HappilyMarriedExpat · 11/08/2015 11:17

Write if you read the other thread, you will see accounts by women who were subjected to this idiotic idea which might change your mind.

IIRC a labouring woman was told to STFU, an abusive man kicked his wife out of the bed because he "needed to get up for work" and another partner insisted on exercising his marital rights with his post partum, crying wife on the shared fucking ward. If you genuinely can't see anything untoward happening, then you must live a lovely, sheltered life and I envy you. In my local hospital, in the shittiest of shitty areas, anyone on opiates has to have their IV chained to the wall because junkies steal them. People like that also breed and that will be the reality of a mixed post natal ward for a lot of people.

Lweji · 11/08/2015 11:22

Even not accounting for abusive men and unsavoury people, the overcrowding alone can be a big problem. And the scheme is being proposed for a 6 bed ward!
I expect most fathers won't actually want to stay. But imagine 12 adults and 6 crying babies.

CaptainHolt · 11/08/2015 11:23

There are men on the wards all day, be it fathers or visiting make relatives, so what's the difference?

You seriously can't see the difference between a ward having triple occupancy for maybe 10 hours a day, and it being 24/7?
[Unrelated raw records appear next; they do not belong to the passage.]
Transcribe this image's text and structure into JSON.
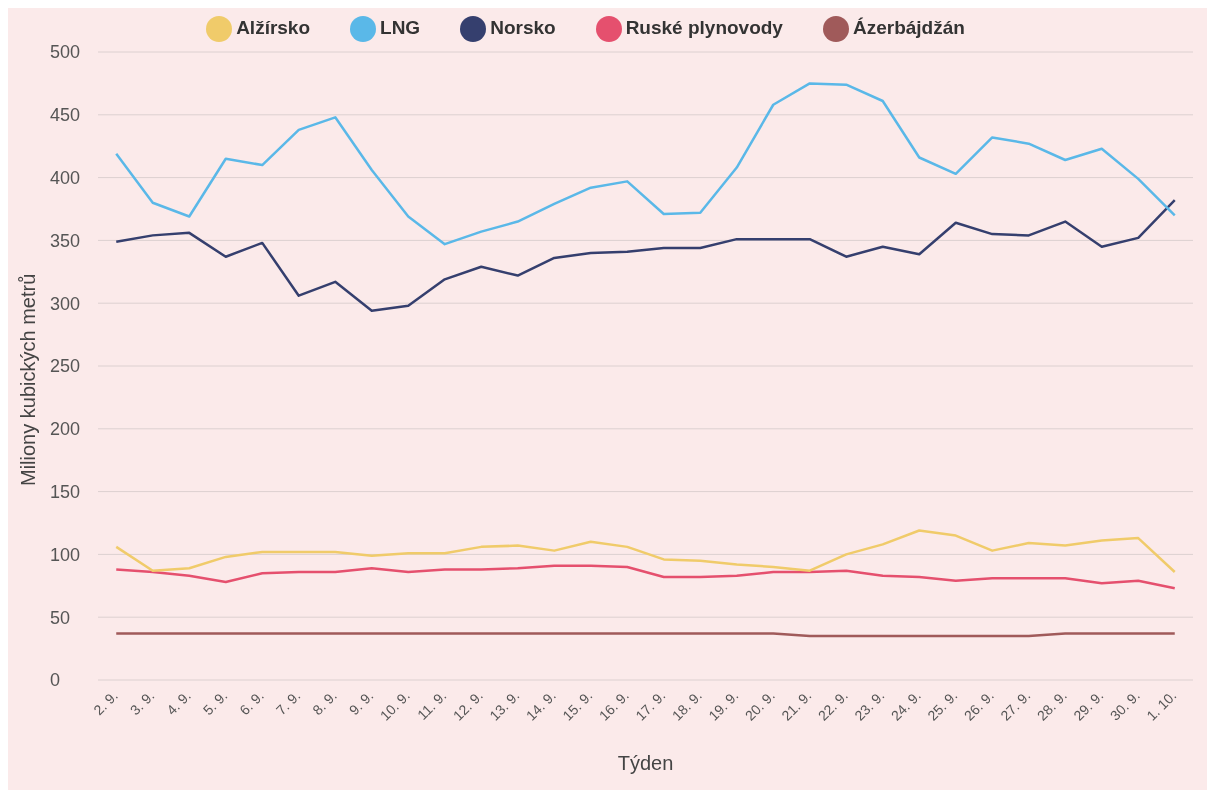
{
  "chart_data": {
    "type": "line",
    "xlabel": "Týden",
    "ylabel": "Miliony kubických metrů",
    "categories": [
      "2. 9.",
      "3. 9.",
      "4. 9.",
      "5. 9.",
      "6. 9.",
      "7. 9.",
      "8. 9.",
      "9. 9.",
      "10. 9.",
      "11. 9.",
      "12. 9.",
      "13. 9.",
      "14. 9.",
      "15. 9.",
      "16. 9.",
      "17. 9.",
      "18. 9.",
      "19. 9.",
      "20. 9.",
      "21. 9.",
      "22. 9.",
      "23. 9.",
      "24. 9.",
      "25. 9.",
      "26. 9.",
      "27. 9.",
      "28. 9.",
      "29. 9.",
      "30. 9.",
      "1. 10."
    ],
    "series": [
      {
        "name": "Ruské plynovody",
        "color": "#e5506e",
        "values": [
          88,
          86,
          83,
          78,
          85,
          86,
          86,
          89,
          86,
          88,
          88,
          89,
          91,
          91,
          90,
          82,
          82,
          83,
          86,
          86,
          87,
          83,
          82,
          79,
          81,
          81,
          81,
          77,
          79,
          73
        ]
      },
      {
        "name": "Norsko",
        "color": "#353f6e",
        "values": [
          349,
          354,
          356,
          337,
          348,
          306,
          317,
          294,
          298,
          319,
          329,
          322,
          336,
          340,
          341,
          344,
          344,
          351,
          351,
          351,
          337,
          345,
          339,
          364,
          355,
          354,
          365,
          345,
          352,
          382
        ]
      },
      {
        "name": "Alžírsko",
        "color": "#f0cb6a",
        "values": [
          106,
          87,
          89,
          98,
          102,
          102,
          102,
          99,
          101,
          101,
          106,
          107,
          103,
          110,
          106,
          96,
          95,
          92,
          90,
          87,
          100,
          108,
          119,
          115,
          103,
          109,
          107,
          111,
          113,
          86
        ]
      },
      {
        "name": "LNG",
        "color": "#5ab8e8",
        "values": [
          419,
          380,
          369,
          415,
          410,
          438,
          448,
          406,
          369,
          347,
          357,
          365,
          379,
          392,
          397,
          371,
          372,
          408,
          458,
          475,
          474,
          461,
          416,
          403,
          432,
          427,
          414,
          423,
          399,
          370
        ]
      },
      {
        "name": "Ázerbájdžán",
        "color": "#a05a5a",
        "values": [
          37,
          37,
          37,
          37,
          37,
          37,
          37,
          37,
          37,
          37,
          37,
          37,
          37,
          37,
          37,
          37,
          37,
          37,
          37,
          35,
          35,
          35,
          35,
          35,
          35,
          35,
          37,
          37,
          37,
          37
        ]
      }
    ],
    "ylim": [
      0,
      500
    ],
    "yticks": [
      0,
      50,
      100,
      150,
      200,
      250,
      300,
      350,
      400,
      450,
      500
    ],
    "grid": "y",
    "legend": "top",
    "marker": "none",
    "line_style": "solid"
  }
}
Imagine you are in for 3 nights, you lose a full nights sleep in labour and then have to share a room with not only 5 babies (6 including your own) but with 5 chatting couples. They have also had their sleep fucked up by birth, and are excited/cluesless about how to look after a baby. Are you telling me that there is 'no difference' in the noise levels and no privacy issues at all in having share your sleeping as well as waking time with double the number of adult strangers?

If there is no difference then why does every other ward (except peads and ICU) have restricted visiting and protected mealtime? Every single one. Why is it only mother women who are told there is no difference between having a solid block of the night where there is an expectation that patients will be allowed to rest and having visiting hours extended for the convenience of non-patients?
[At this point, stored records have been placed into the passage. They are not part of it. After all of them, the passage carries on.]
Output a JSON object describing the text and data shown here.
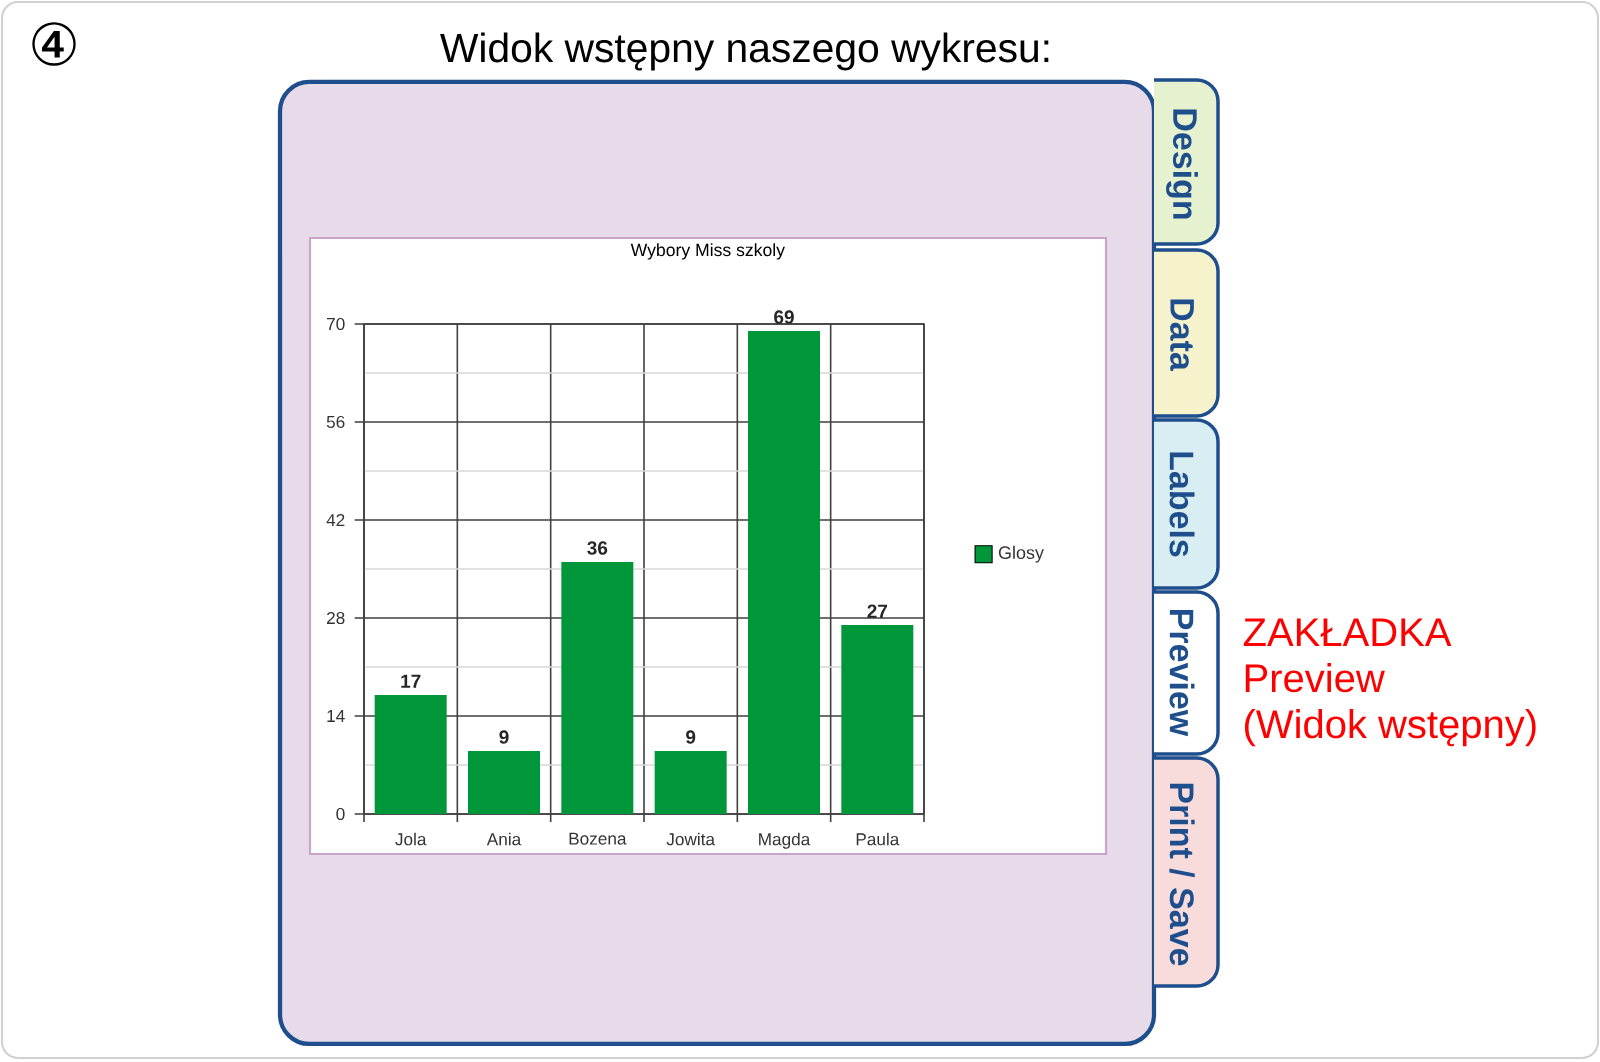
{
  "chart_data": {
    "type": "bar",
    "title": "Wybory Miss szkoly",
    "categories": [
      "Jola",
      "Ania",
      "Bozena",
      "Jowita",
      "Magda",
      "Paula"
    ],
    "series": [
      {
        "name": "Glosy",
        "color": "#00963a",
        "values": [
          17,
          9,
          36,
          9,
          69,
          27
        ]
      }
    ],
    "ylim": [
      0,
      70
    ],
    "yticks": [
      0,
      14,
      28,
      42,
      56,
      70
    ],
    "grid": true,
    "legend": "right",
    "data_labels": true,
    "annotations": [
      "④",
      "Widok wstępny naszego wykresu:",
      "Design",
      "Data",
      "Labels",
      "Preview",
      "Print / Save",
      "ZAKŁADKA",
      "Preview",
      "(Widok wstępny)"
    ]
  }
}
HappilyMarriedExpat · 11/08/2015 11:27

Captain - I agree with every word. Anyone who thinks we are in some kind of post-feminist, Aracadian era where women are treated equally needs to explain that one to me. Hmm

Thurlow · 11/08/2015 11:31

Exactly, captain.

On every other medical ward it is accepted that the patient, the person recovering from the medical event, requires some peace and quiet in order to try and recover.
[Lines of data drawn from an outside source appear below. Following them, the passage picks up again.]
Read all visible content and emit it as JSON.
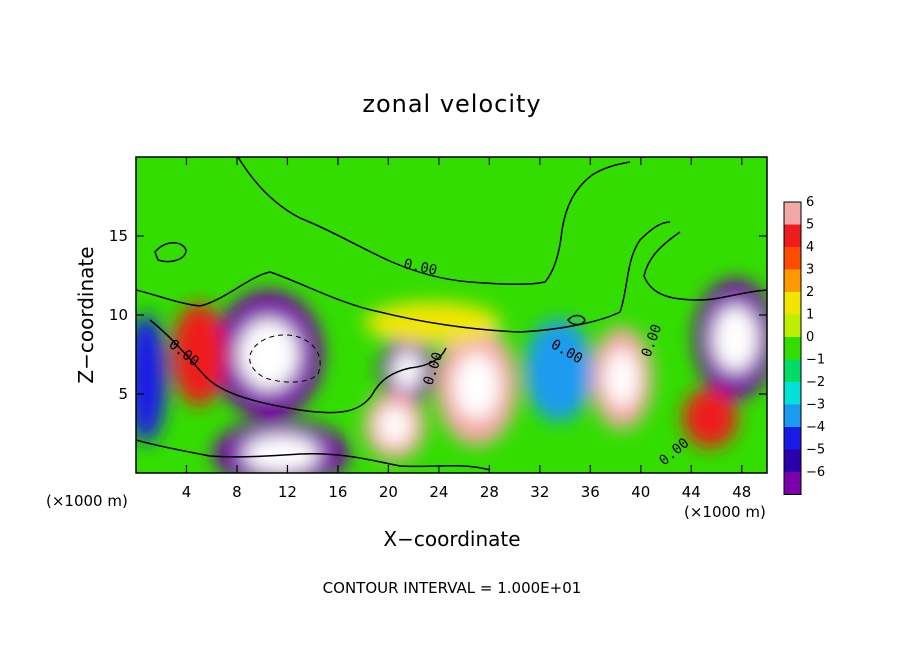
{
  "chart_data": {
    "type": "heatmap",
    "title": "zonal velocity",
    "xlabel": "X−coordinate",
    "ylabel": "Z−coordinate",
    "x_unit_left": "(×1000 m)",
    "x_unit_right": "(×1000 m)",
    "xlim": [
      0,
      50
    ],
    "ylim": [
      0,
      20
    ],
    "x_ticks": [
      4,
      8,
      12,
      16,
      20,
      24,
      28,
      32,
      36,
      40,
      44,
      48
    ],
    "x_tick_labels": [
      "4",
      "8",
      "12",
      "16",
      "20",
      "24",
      "28",
      "32",
      "36",
      "40",
      "44",
      "48"
    ],
    "y_ticks": [
      5,
      10,
      15
    ],
    "y_tick_labels": [
      "5",
      "10",
      "15"
    ],
    "colorbar": {
      "levels": [
        6,
        5,
        4,
        3,
        2,
        1,
        0,
        -1,
        -2,
        -3,
        -4,
        -5,
        -6
      ],
      "labels": [
        "6",
        "5",
        "4",
        "3",
        "2",
        "1",
        "0",
        "−1",
        "−2",
        "−3",
        "−4",
        "−5",
        "−6"
      ],
      "colors": [
        "#f4a7a7",
        "#ee1c1c",
        "#ff4d00",
        "#ff9900",
        "#f2e600",
        "#bfef00",
        "#33dd00",
        "#00dd66",
        "#00e2d8",
        "#1a9bf0",
        "#1a1ae6",
        "#2a00aa",
        "#7a00aa"
      ]
    },
    "background_value": 0,
    "contour_labels": [
      "0.00",
      "0.00",
      "0.00",
      "0.00",
      "0.00",
      "0.00"
    ],
    "contour_interval_text": "CONTOUR INTERVAL = 1.000E+01",
    "features": [
      {
        "kind": "blob",
        "x": 10.5,
        "z": 7.5,
        "rx": 3.2,
        "rz": 3.0,
        "value": -6
      },
      {
        "kind": "blob",
        "x": 11.5,
        "z": 1.2,
        "rx": 4.0,
        "rz": 1.6,
        "value": -6
      },
      {
        "kind": "blob",
        "x": 21.5,
        "z": 6.5,
        "rx": 1.6,
        "rz": 1.6,
        "value": -6
      },
      {
        "kind": "blob",
        "x": 20.5,
        "z": 3.0,
        "rx": 1.8,
        "rz": 1.6,
        "value": 6
      },
      {
        "kind": "blob",
        "x": 27.0,
        "z": 5.5,
        "rx": 2.4,
        "rz": 2.8,
        "value": 6
      },
      {
        "kind": "blob",
        "x": 38.5,
        "z": 6.0,
        "rx": 1.8,
        "rz": 2.4,
        "value": 6
      },
      {
        "kind": "blob",
        "x": 47.5,
        "z": 8.5,
        "rx": 2.4,
        "rz": 2.8,
        "value": -6
      },
      {
        "kind": "blob",
        "x": 45.5,
        "z": 3.5,
        "rx": 1.6,
        "rz": 1.4,
        "value": 5
      },
      {
        "kind": "blob",
        "x": 33.5,
        "z": 6.5,
        "rx": 2.0,
        "rz": 2.4,
        "value": -3
      },
      {
        "kind": "blob",
        "x": 5.0,
        "z": 7.5,
        "rx": 1.6,
        "rz": 2.4,
        "value": 5
      },
      {
        "kind": "blob",
        "x": 23.5,
        "z": 9.5,
        "rx": 4.0,
        "rz": 1.0,
        "value": 2
      },
      {
        "kind": "blob",
        "x": 0.8,
        "z": 6.0,
        "rx": 1.2,
        "rz": 3.0,
        "value": -4
      }
    ]
  }
}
(This is of course bar pediatrics, which is different because young children are not able to be their own advocates and will require an adult/guardian presence most of the time, as well as considering that young children will probably be scared of being in hospital.)

It is accepted that the baby stays with the mum in the hospital. But bar breastfeeding, in some cases it isn't actually a physical requirement. If a woman needed to stay in for several days or even weeks, the baby could be just as easily cared for at home away from the mother.

The mother is the patient. Especially if she is staying in for several days because she is recovering from physical trauma or an operation. The patient deserves the same opportunities to rest, recover and sleep in some relative quiet just like any other patient in the hospital.

Sansarya · 11/08/2015 11:37

As I said before, your husband might be lovely, all your friends' husbands might be lovely but that sure as hell doesn't mean everyone else's is too! What happened to CaptainHolt should never happen to any woman.